What would you do if you were a baseball player who was afraid to slide to second base because you might pick up radiation from the dust? This would be as big a disaster in Japan as would be in the US, since baseball is one of that countries most popular sports.

There has been a vast radiation disaster in Japan, and efforts have been made to minimize its effects, but now it is becoming more likely that radioactive material from the Fukushima reactor is reaching Japan’s cities (and playing fields).

In the October 13th edition of the New York Times, Hiroko Tabuchi tells the story of how Takeo Hayashida took it upon himself to join a local citizens’ group to test for radiation around his 11-year-old son’s "Little League" baseball field in Tokyo. Government officials had told the group there was no need to test and said they had no plans to do so. Tabuchi quotes Kaoru Noguchi, the head of Tokyo’s health and safety section as saying it’s not a problem because "Nobody stands in one spot all day and nobody eats dirt."

But BASEBALL players stand in one spot during a game, and they "eat dirt" when they SLIDE into base.

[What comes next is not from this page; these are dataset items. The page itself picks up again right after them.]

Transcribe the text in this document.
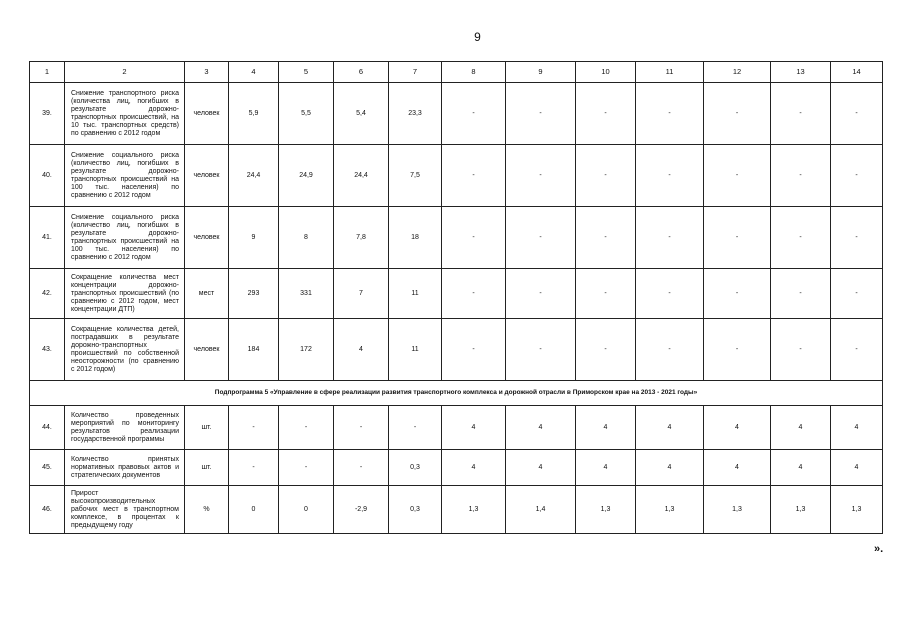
9
1	2	3	4	5	6	7	8	9	10	11	12	13	14
39.	Снижение транспортного риска (количества лиц, погибших в результате дорожно-транспортных происшествий, на 10 тыс. транспортных средств) по сравнению с 2012 годом	человек	5,9	5,5	5,4	23,3	-	-	-	-	-	-	-
40.	Снижение социального риска (количество лиц, погибших в результате дорожно-транспортных происшествий на 100 тыс. населения) по сравнению с 2012 годом	человек	24,4	24,9	24,4	7,5	-	-	-	-	-	-	-
41.	Снижение социального риска (количество лиц, погибших в результате дорожно-транспортных происшествий на 100 тыс. населения) по сравнению с 2012 годом	человек	9	8	7,8	18	-	-	-	-	-	-	-
42.	Сокращение количества мест концентрации дорожно-транспортных происшествий (по сравнению с 2012 годом, мест концентрации ДТП)	мест	293	331	7	11	-	-	-	-	-	-	-
43.	Сокращение количества детей, пострадавших в результате дорожно-транспортных происшествий по собственной неосторожности (по сравнению с 2012 годом)	человек	184	172	4	11	-	-	-	-	-	-	-
Подпрограмма 5 «Управление в сфере реализации развития транспортного комплекса и дорожной отрасли в Приморском крае на 2013 - 2021 годы»													
44.	Количество проведенных мероприятий по мониторингу результатов реализации государственной программы	шт.	-	-	-	-	4	4	4	4	4	4	4
45.	Количество принятых нормативных правовых актов и стратегических документов	шт.	-	-	-	0,3	4	4	4	4	4	4	4
46.	Прирост высокопроизводительных рабочих мест в транспортном комплексе, в процентах к предыдущему году	%	0	0	-2,9	0,3	1,3	1,4	1,3	1,3	1,3	1,3	1,3
».
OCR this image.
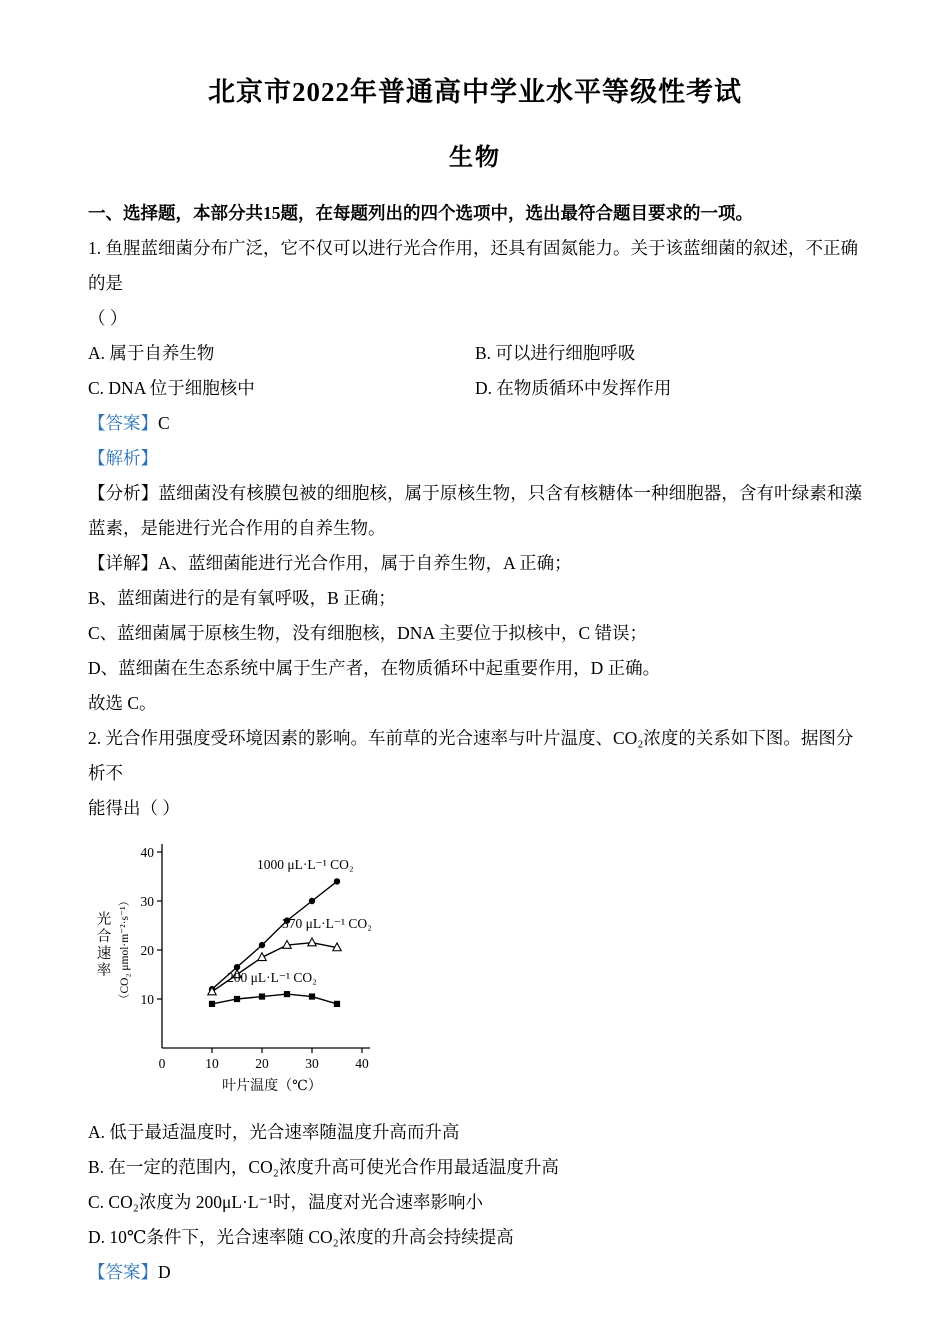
北京市2022年普通高中学业水平等级性考试
生物

一、选择题，本部分共15题，在每题列出的四个选项中，选出最符合题目要求的一项。

1. 鱼腥蓝细菌分布广泛，它不仅可以进行光合作用，还具有固氮能力。关于该蓝细菌的叙述，不正确的是

（ ）

A. 属于自养生物	B. 可以进行细胞呼吸
C. DNA 位于细胞核中	D. 在物质循环中发挥作用

【答案】C

【解析】

【分析】蓝细菌没有核膜包被的细胞核，属于原核生物，只含有核糖体一种细胞器，含有叶绿素和藻蓝素，是能进行光合作用的自养生物。

【详解】A、蓝细菌能进行光合作用，属于自养生物，A 正确；

B、蓝细菌进行的是有氧呼吸，B 正确；

C、蓝细菌属于原核生物，没有细胞核，DNA 主要位于拟核中，C 错误；

D、蓝细菌在生态系统中属于生产者，在物质循环中起重要作用，D 正确。

故选 C。

2. 光合作用强度受环境因素的影响。车前草的光合速率与叶片温度、CO₂浓度的关系如下图。据图分析不

能得出（ ）

10
20
30
40
0	10	20	30	40
1000 μL·L⁻¹ CO₂
370 μL·L⁻¹ CO₂
200 μL·L⁻¹ CO₂
叶片温度（℃）
光合速率 （CO₂ μmol·m⁻²·s⁻¹）

A. 低于最适温度时，光合速率随温度升高而升高

B. 在一定的范围内，CO₂浓度升高可使光合作用最适温度升高

C. CO₂浓度为 200μL·L⁻¹时，温度对光合速率影响小

D. 10℃条件下，光合速率随 CO₂浓度的升高会持续提高

【答案】D
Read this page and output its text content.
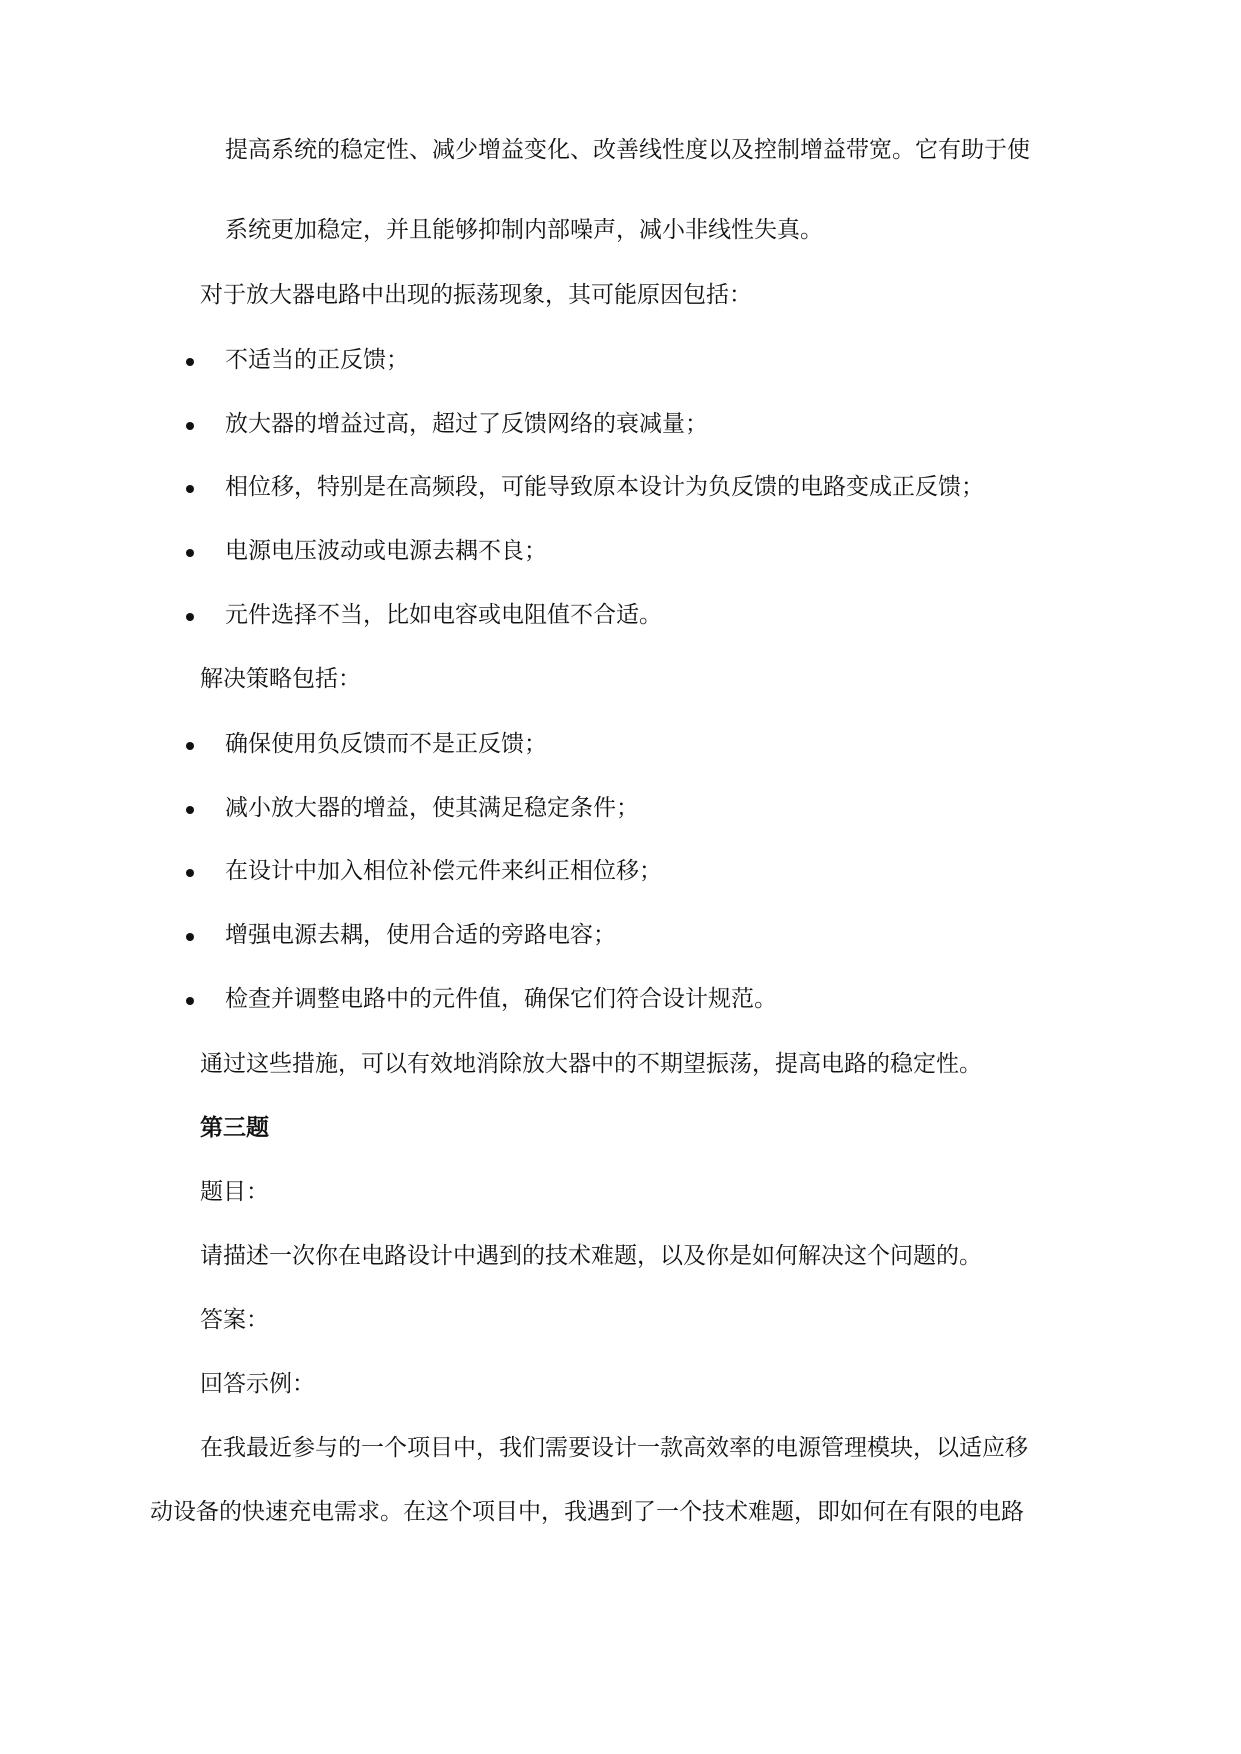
提高系统的稳定性、减少增益变化、改善线性度以及控制增益带宽。它有助于使
系统更加稳定，并且能够抑制内部噪声，减小非线性失真。
对于放大器电路中出现的振荡现象，其可能原因包括：
不适当的正反馈；
放大器的增益过高，超过了反馈网络的衰减量；
相位移，特别是在高频段，可能导致原本设计为负反馈的电路变成正反馈；
电源电压波动或电源去耦不良；
元件选择不当，比如电容或电阻值不合适。
解决策略包括：
确保使用负反馈而不是正反馈；
减小放大器的增益，使其满足稳定条件；
在设计中加入相位补偿元件来纠正相位移；
增强电源去耦，使用合适的旁路电容；
检查并调整电路中的元件值，确保它们符合设计规范。
通过这些措施，可以有效地消除放大器中的不期望振荡，提高电路的稳定性。
第三题
题目：
请描述一次你在电路设计中遇到的技术难题，以及你是如何解决这个问题的。
答案：
回答示例：
在我最近参与的一个项目中，我们需要设计一款高效率的电源管理模块，以适应移
动设备的快速充电需求。在这个项目中，我遇到了一个技术难题，即如何在有限的电路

What did the citizen’s group find? The level of radioactive cesium in a patch of dirt just yards from where the kids played was equal to those in some contaminated areas around Chernobyl (Fukushima was the world’s second worst nuclear power plant disaster after Chernobyl exploded in 1986, 25 years earlier). As far as we know, no testing has been done of the dirt in the major league ball parks in Japan.

Tabuchi quotes radiation expert Kiyoshi Toda as saying, "Radioactive substances are entering people’s bodies from the air, from the food. It’s everywhere. But the government doesn’t even try to inform the public how much radiation they’re exposed to."

Meanwhile, Japanese citizens are grabbing their Geiger counters and doing the testing themselves. For instance, when residents of an apartment building in Yokohama–which is farther from Fukushima than Tokyo– tested the roof of their apartment building, they found high quantities of radioactive strontium.